例如,假设我有一个 “grades.csv” 文件,其中包含每个学生的 name 和 grade 列。我可以读取这个数据文件,然后为每个学生迭代渲染 “template.qmd” 文件。这时我需要特别注意,确保提供一个 output_file 参数,以便每份报告都有一个唯一的文件名。我的代码看起来会像这样:
df <- readr::read_csv("grades.csv")
for (i in 1:nrow(df)) {
student <- df[i, ] # Each row is a unique student
quarto::quarto_render(
input = "template.qmd",
output_file = paste0("feedback-", student$name, ".pdf"),
execute_params = list(
name = student$name,
grade = student$grade
)
)
}如果运行这段代码,我会在目录中得到很多 PDF 文件,每个文件名都是 “feedback-{name}.pdf” 的形式,其中 “{name}” 会被每个学生的姓名替换(例如 “feedback-John.pdf”)。
给 {purrr} 用户的说明:是的,我知道还有其他迭代方式,但对于这个特定目的,我发现使用循环更便于传递参数(特别是当有多个参数时)。
示例
在最近的一次 GW Coders 线下聚会(你可以观看视频)上,我演示了如何使用参数化 Quarto 文件,并提供了两个简单示例:成绩报告和婚礼邀请卡。这些演示的代码可以在 https://github.com/jhelvy/quarto-pdf-demo 获取。
成绩示例与我在本文中用来创建多个学生报告的示例类似。婚礼邀请卡示例则演示了我如何使用两个不同的模板,并根据条件渲染合适的模板(在这个例子中,是根据礼物是否为现金来生成包含不同信息的”感谢”卡)。
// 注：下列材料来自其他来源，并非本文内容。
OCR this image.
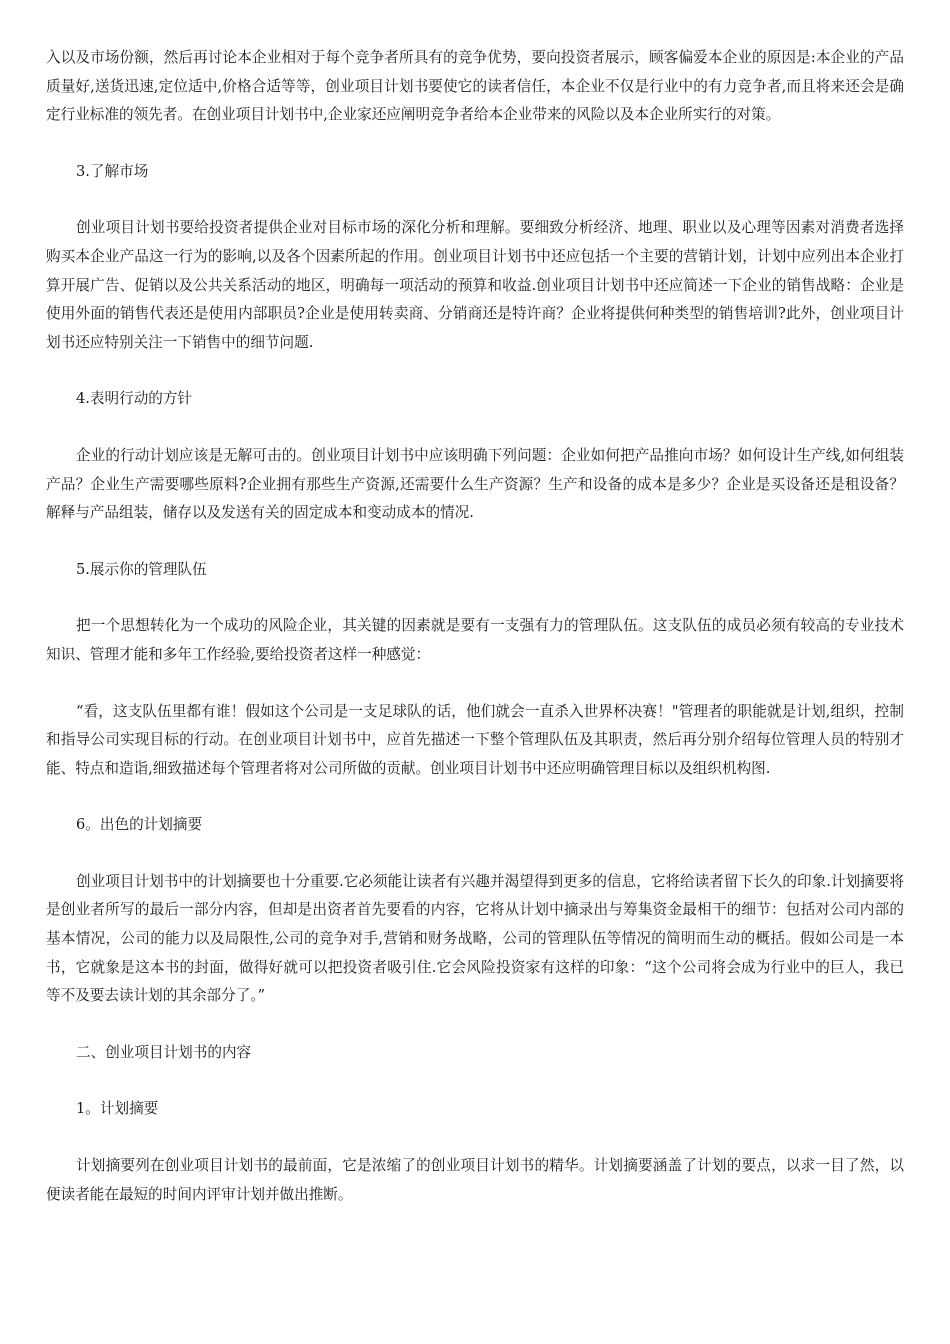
入以及市场份额，然后再讨论本企业相对于每个竞争者所具有的竞争优势，要向投资者展示，顾客偏爱本企业的原因是:本企业的产品质量好,送货迅速,定位适中,价格合适等等，创业项目计划书要使它的读者信任，本企业不仅是行业中的有力竞争者,而且将来还会是确定行业标准的领先者。在创业项目计划书中,企业家还应阐明竞争者给本企业带来的风险以及本企业所实行的对策。

3.了解市场

创业项目计划书要给投资者提供企业对目标市场的深化分析和理解。要细致分析经济、地理、职业以及心理等因素对消费者选择购买本企业产品这一行为的影响,以及各个因素所起的作用。创业项目计划书中还应包括一个主要的营销计划，计划中应列出本企业打算开展广告、促销以及公共关系活动的地区，明确每一项活动的预算和收益.创业项目计划书中还应简述一下企业的销售战略：企业是使用外面的销售代表还是使用内部职员?企业是使用转卖商、分销商还是特许商？企业将提供何种类型的销售培训?此外，创业项目计划书还应特别关注一下销售中的细节问题.

4.表明行动的方针

企业的行动计划应该是无解可击的。创业项目计划书中应该明确下列问题：企业如何把产品推向市场？如何设计生产线,如何组装产品？企业生产需要哪些原料?企业拥有那些生产资源,还需要什么生产资源？生产和设备的成本是多少？企业是买设备还是租设备？解释与产品组装，储存以及发送有关的固定成本和变动成本的情况.

5.展示你的管理队伍

把一个思想转化为一个成功的风险企业，其关键的因素就是要有一支强有力的管理队伍。这支队伍的成员必须有较高的专业技术知识、管理才能和多年工作经验,要给投资者这样一种感觉：

“看，这支队伍里都有谁！假如这个公司是一支足球队的话，他们就会一直杀入世界杯决赛！"管理者的职能就是计划,组织，控制和指导公司实现目标的行动。在创业项目计划书中，应首先描述一下整个管理队伍及其职责，然后再分别介绍每位管理人员的特别才能、特点和造诣,细致描述每个管理者将对公司所做的贡献。创业项目计划书中还应明确管理目标以及组织机构图.

6。出色的计划摘要

创业项目计划书中的计划摘要也十分重要.它必须能让读者有兴趣并渴望得到更多的信息，它将给读者留下长久的印象.计划摘要将是创业者所写的最后一部分内容，但却是出资者首先要看的内容，它将从计划中摘录出与筹集资金最相干的细节：包括对公司内部的基本情况，公司的能力以及局限性,公司的竞争对手,营销和财务战略，公司的管理队伍等情况的简明而生动的概括。假如公司是一本书，它就象是这本书的封面，做得好就可以把投资者吸引住.它会风险投资家有这样的印象：“这个公司将会成为行业中的巨人，我已等不及要去读计划的其余部分了。”

二、创业项目计划书的内容

1。计划摘要

计划摘要列在创业项目计划书的最前面，它是浓缩了的创业项目计划书的精华。计划摘要涵盖了计划的要点，以求一目了然，以便读者能在最短的时间内评审计划并做出推断。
In each example, I have a “template.qmd” file that defines the content of the parameterized output PDF, and a “make_pdfs.R” file that contains the R code to iteratively render each PDF. I encourage you to download the files and play with them yourself to see how each example works. They are by no means the only (or even best) way to do this, but they provide a working starting point to build upon.
Some challenges
In the demo repo, I have included a third example called “data-frames” that demonstrates some fixes for two challenges I have run into when rendering parameterized reports in Quarto. Those are:
- Passing a data frame object as a parameter.
- Rendering the output to a different directory.
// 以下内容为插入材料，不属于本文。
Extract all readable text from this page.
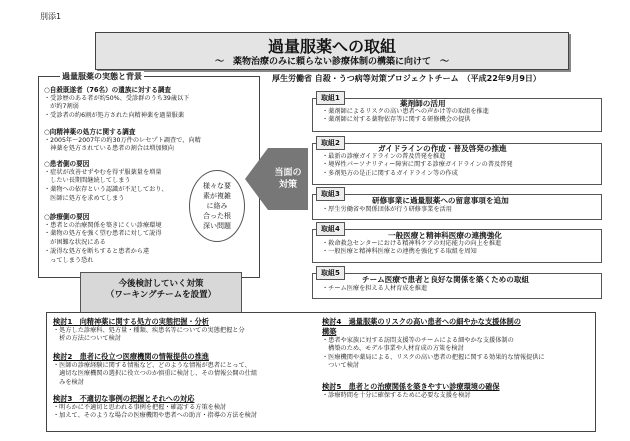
別添1
過量服薬への取組
〜　薬物治療のみに頼らない診療体制の構築に向けて　〜
過量服薬の実態と背景
○自殺既遂者（76名）の遺族に対する調査
・受診歴のある者が約50%、受診群のうち39歳以下
　が約7割弱
・受診者の約6割が処方された向精神薬を過量服薬
○向精神薬の処方に関する調査
・2005年〜2007年の約30万件のレセプト調査で、向精
　神薬を処方されている患者の割合は増加傾向
○患者側の要因
・症状が改善せずやむを得ず服薬量を増量
　したい長期間継続してしまう
・薬物への依存という認識が不足しており、
　医師に処方を求めてしまう
○診療側の要因
・患者との治療関係を築きにくい診療環境
・薬物の処方を強く望む患者に対して説得
　が困難な状況にある
・説得な処方を断ちすると患者から違
　ってしまう恐れ
様々な要
素が複雑
に絡み
合った根
深い問題
当面の
対策
厚生労働省 自殺・うつ病等対策プロジェクトチーム　（平成22年9月9日）
取組1
薬剤師の活用
・薬剤師によるリスクの高い患者への声かけ等の取組を推進
・薬剤師に対する薬物依存等に関する研修機会の提供
取組2
ガイドラインの作成・普及啓発の推進
・最新の診療ガイドラインの普及啓発を推進
・境界性パーソナリティー障害に関する診療ガイドラインの普及啓発
・多剤処方の是正に関するガイドライン等の作成
取組3
研修事業に過量服薬への留意事項を追加
・厚生労働省や関係団体が行う研修事業を活用
取組4
一般医療と精神科医療の連携強化
・救命救急センターにおける精神科ケアの対応能力の向上を推進
・一般医療と精神科医療との連携を強化する取組を周知
取組5
チーム医療で患者と良好な関係を築くための取組
・チーム医療を担える人材育成を推進
今後検討していく対策
（ワーキングチームを設置）
検討1　向精神薬に関する処方の実態把握・分析
・処方した診療科、処方量・種類、疾患名等についての実態把握と分
　析の方法について検討
検討2　患者に役立つ医療機関の情報提供の推進
・医師の診療経験に関する情報など、どのような情報が患者にとって、
　適切な医療機関の選択に役立つのか慎重に検討し、その情報公開の仕組
　みを検討
検討3　不適切な事例の把握とそれへの対応
・明らかに不適切と思われる事例を把握・確認する方策を検討
・加えて、そのような場合の医療機関や患者への助言・指導の方法を検討
検討4　過量服薬のリスクの高い患者への細やかな支援体制の
構築
・患者や家族に対する訪問支援等のチームによる細やかな支援体制の
　構築のため、モデル事業や人材育成の方策を検討
・医療機関や薬局による、リスクの高い患者の把握に関する効果的な情報提供に
　ついて検討
検討5　患者との治療関係を築きやすい診療環境の確保
・診療時間を十分に確保するために必要な支援を検討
It is worth mentioning that neither of these are issues when using RMarkdown. They may be addressed more elegantly in the future, but for now here are my workaround solutions.
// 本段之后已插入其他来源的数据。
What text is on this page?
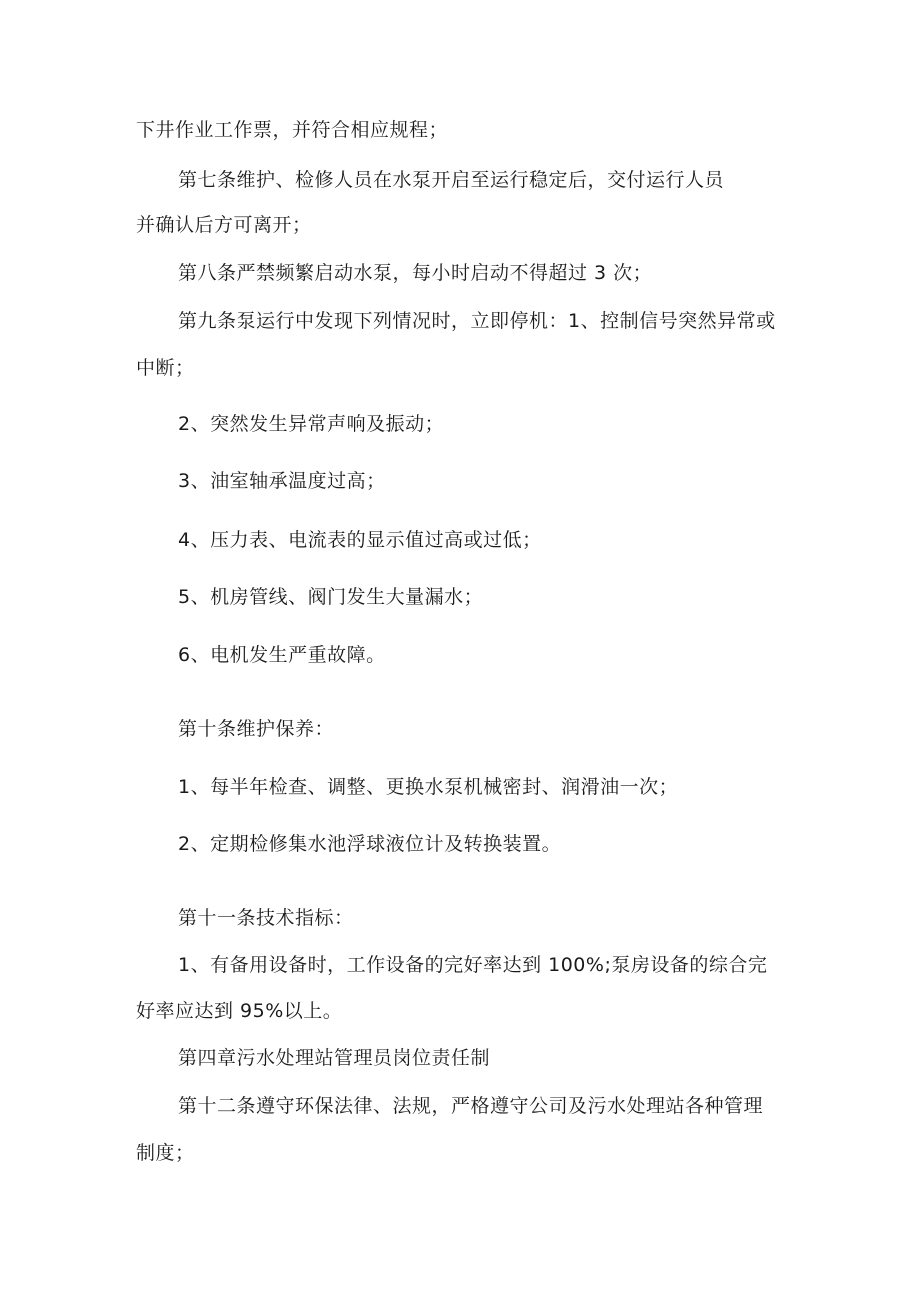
下井作业工作票，并符合相应规程；
第七条维护、检修人员在水泵开启至运行稳定后，交付运行人员
并确认后方可离开；
第八条严禁频繁启动水泵，每小时启动不得超过 3 次；
第九条泵运行中发现下列情况时，立即停机：1、控制信号突然异常或
中断；
2、突然发生异常声响及振动；
3、油室轴承温度过高；
4、压力表、电流表的显示值过高或过低；
5、机房管线、阀门发生大量漏水；
6、电机发生严重故障。
第十条维护保养：
1、每半年检查、调整、更换水泵机械密封、润滑油一次；
2、定期检修集水池浮球液位计及转换装置。
第十一条技术指标：
1、有备用设备时，工作设备的完好率达到 100%;泵房设备的综合完
好率应达到 95%以上。
第四章污水处理站管理员岗位责任制
第十二条遵守环保法律、法规，严格遵守公司及污水处理站各种管理
制度；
Passing data frames as parameters
Since Quarto is a separate program from R, it doesn’t know what a data frame is, so if you pass a data frame object as a parameter in execute_params, it will convert it to a list. This issue was posted in the Posit Community forum here.
After posting about the issue in the Fediverse, both Mickaël Canouil and Garrick Aden-Buie suggested using the {jsonlite} package to serialize the data frame to pass it as a parameter and then un-serialize it back to a data frame inside the .qmd file. Turns out this worked perfectly!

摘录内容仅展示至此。